March 28, 2013
Chemistry Department, SUNY Stony Brook
Nitric oxide signaling in bacteria: Discovery of a new mechanism for regulating bacterial biofilms
The ability of biological systems to sense and respond to external stimuli is of fundamental importance. Dissolved gases such as nitric oxide (NO), carbon monoxide (CO) and molecular oxygen (O2) are increasingly recognized as important biological signals. For example, in eukaryotes, NO is well established as a signaling molecule that mediates functions such as smooth muscle relaxation, neuronal signal transduction, and inhibition of platelet aggregation. Recent evidence has suggested that NO also serves a signaling role in bacteria, being linked to processes such as quorum sensing and biofilm formation. Biofilms are surface-bound, matrix-encapsulated, multicellular communities that are extremely resistant to antibiotic treatments.
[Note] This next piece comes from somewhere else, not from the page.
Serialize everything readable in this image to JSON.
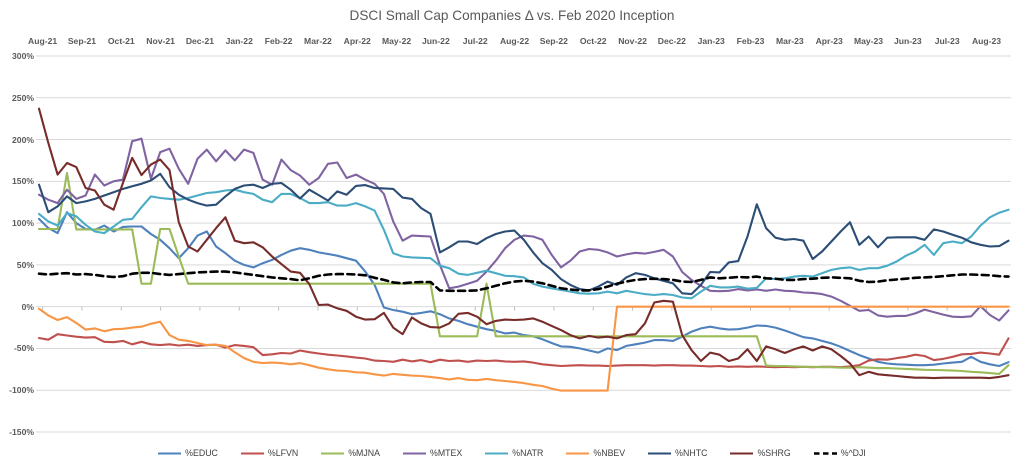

In addition to being important in many naval, industrial, and environmental processes, biofilms are responsible for ~60% of all human infections. Despite the well-documented role of NO in this process, the mechanism for NO regulation of biofilm formation has not been established. Protein-bound porphyrin groups typically serve gas-sensing roles and thus we hypothesized that the H-NOX (heme nitric oxide/oxygen binding domain) family may contribute to biofilm regulation in bacteria. H-NOX domains are evolutionarily conserved gas-sensing heme domains that include the well-characterized eukaryotic NO sensor, soluble guanylate cyclase. In the genomes of bacteria, H-NOX genes are typically co-cistronic with either a diguanylate cyclase (DGC) or histidine kinase (HK) gene. Both DGCs and HKs are linked to biofilm regulation. Evidence from biochemical and biophysical characterization of proteins in the H-NOX signaling pathway as well as proteomic, genetic, and growth studies will be presented to support our hypothesis. Furthermore, we have established a role for heme distortion in regulating downstream signal transduction by H-NOX.